Publik senang, Polri pun mungkin lega.
Akan tetapi, jelas, kita tidak boleh puas dan berhenti sampai di situ. Pemecatan Brotoseno bukanlah akhir dari babak pemberantasan korupsi di institusi negara, khususnya di lembaga kepolisian.
Langkah offside yang sempat dilakukan dengan mengampuni koruptor, bahkan menampungnya lagi untuk bekerja seperti biasa di Mabes Polri, setidaknya menunjukkan bahwa sesungguhnya Polri belum betul-betul serius dalam menjalani peperangan melawan korupsi.

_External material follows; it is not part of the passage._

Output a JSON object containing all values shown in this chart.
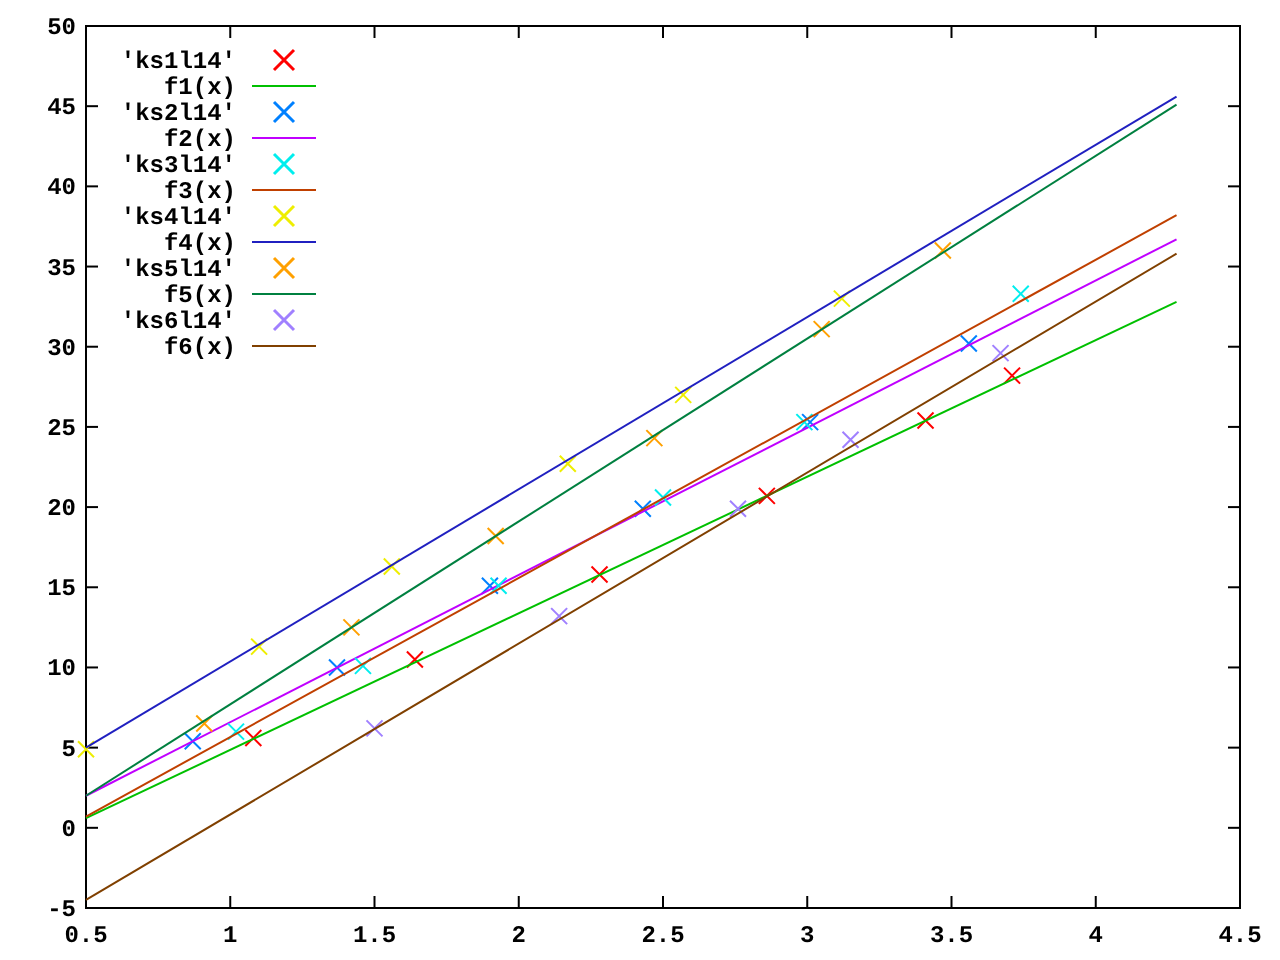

Kita tidak meragukan kemampuan Polri. Lembaga ini punya hampir segalanya untuk menjadi garda depan pemberantasan praktik korupsi di Tanah Air.
Aparat yang terlatih, infrastruktur yang lengkap, hingga jaringan yang luas hingga ke daerah, semua ada. Jika dibandingkan dengan KPK, misalnya, Polri unggul jauh.
Namun, mungkin persoalannya ada di kemauan dan komitmen.
Pada sisi inilah Polri harus membuktikan diri. Muruah Polri salah satunya akan ditentukan dari kemauan dan komitmen mereka memberangus kejahatan berstatus luar biasa seperti korupsi.
Rumusnya sebetulnya sederhana untuk melawan kejahatan luar biasa kita butuh komitmen yang juga luar biasa. Pada saat yang sama, penegak hukum, baik secara institusi maupun perorangan, harus menjadi yang terdepan membersihkan diri dari korupsi.